For the first time in at least eight years, the Town of Clifton is super close to having a plan that will help guide council members as they make crucial decisions on such things as land use, transportation and economic development.
For the past two years, council members have been working on a General Plan with town residents, said Mayor Luis Montoya. After several public meetings, the plan was adopted in April.
Now, the only thing for voters to do is ratify it during November’s general election. It’s listed as Proposition 400 on the ballot.
In addition to land use, economic development and transportation, the 112-page General Plan delves into growth areas, housing and beautification, recreation, making a healthy community, public facilities, water resources and environmental planning.
During the process, Montoya said the town spent a lot of time analyzing what the community has and needs.
At the end, Montoya said they came to realize that when it comes to land, they need to focus on filling in sections within the town limits since the town is “landlocked.”

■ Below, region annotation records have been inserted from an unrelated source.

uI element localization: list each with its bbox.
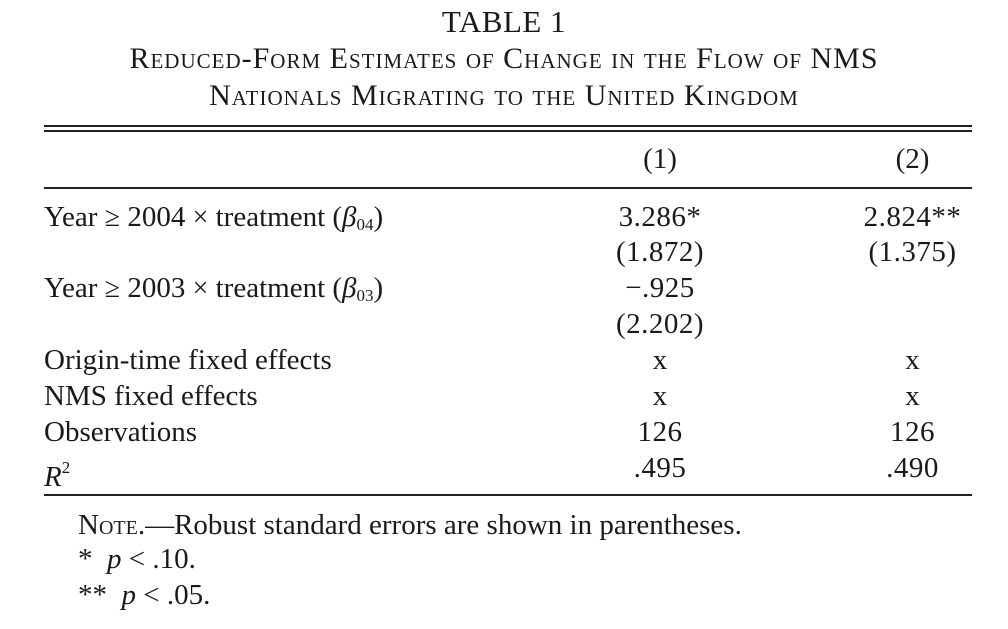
coef-2004-col2: 2.824**: [863, 201, 962, 233]
table-title-line-1: Reduced-Form Estimates of Change in the …: [129, 42, 879, 75]
se-2003-col1: (2.202): [615, 308, 705, 340]
row-label-nms-fe: NMS fixed effects: [44, 380, 258, 412]
row-label-origin-time-fe: Origin-time fixed effects: [44, 344, 332, 376]
significance-note-05: ** p < .05.: [78, 579, 211, 611]
row-label-year-2003: Year ≥ 2003 × treatment (β03): [44, 272, 384, 305]
top-rule-2: [44, 130, 972, 132]
se-2004-col2: (1.375): [868, 236, 957, 268]
row-label-observations: Observations: [44, 416, 198, 448]
row-label-r-squared: R2: [44, 458, 71, 493]
origin-time-fe-col1: x: [652, 344, 668, 376]
column-header-2: (2): [895, 143, 930, 175]
top-rule-1: [44, 125, 972, 127]
header-rule: [44, 187, 972, 189]
origin-time-fe-col2: x: [905, 344, 920, 376]
table-note: Note.—Robust standard errors are shown i…: [78, 509, 742, 541]
row-label-year-2004: Year ≥ 2004 × treatment (β04): [44, 201, 384, 234]
significance-note-10: * p < .10.: [78, 543, 196, 575]
table-title-line-2: Nationals Migrating to the United Kingdo…: [209, 79, 799, 112]
coef-2003-col1: −.925: [625, 272, 695, 304]
observations-col1: 126: [637, 416, 683, 448]
coef-2004-col1: 3.286*: [618, 201, 702, 233]
observations-col2: 126: [890, 416, 935, 448]
nms-fe-col2: x: [905, 380, 920, 412]
bottom-rule: [44, 494, 972, 496]
table-number: TABLE 1: [441, 4, 567, 39]
r-squared-col1: .495: [633, 452, 687, 484]
column-header-1: (1): [643, 143, 677, 175]
nms-fe-col1: x: [652, 380, 668, 412]
r-squared-col2: .490: [886, 452, 939, 484]
se-2004-col1: (1.872): [615, 236, 705, 268]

“There are very few areas where we can have expansion of any kind because it’s either owned by the state or the company (Freeport-McMoRan),” Montoya said.
It was determined other areas were too cost prohibitive to pursue; there are no water or sewage systems, he said.
Council members and residents also agreed the town needs to explore the possibility of creating more recreation possibilities along the San Francisco River, Montoya said.
Graham County Supervisor Danny Smith shared how he was on a business trip in Grand Junction, Colo. when local leaders began to discuss their “String of Pearls” project. Three cities and a county came together to create a paved, recreational trail along the Colorado River, connecting several parks together, Montoya said.
“This plan will hopefully focus all of us. We’ll be able to concentrate on specific areas instead of having a shotgun approach,” he said.
The general plan has been posted on the town’s website for at least six months and no one has spoken ill of it, Montoya said. Hopefully, the proposition will pass without any issues, he said.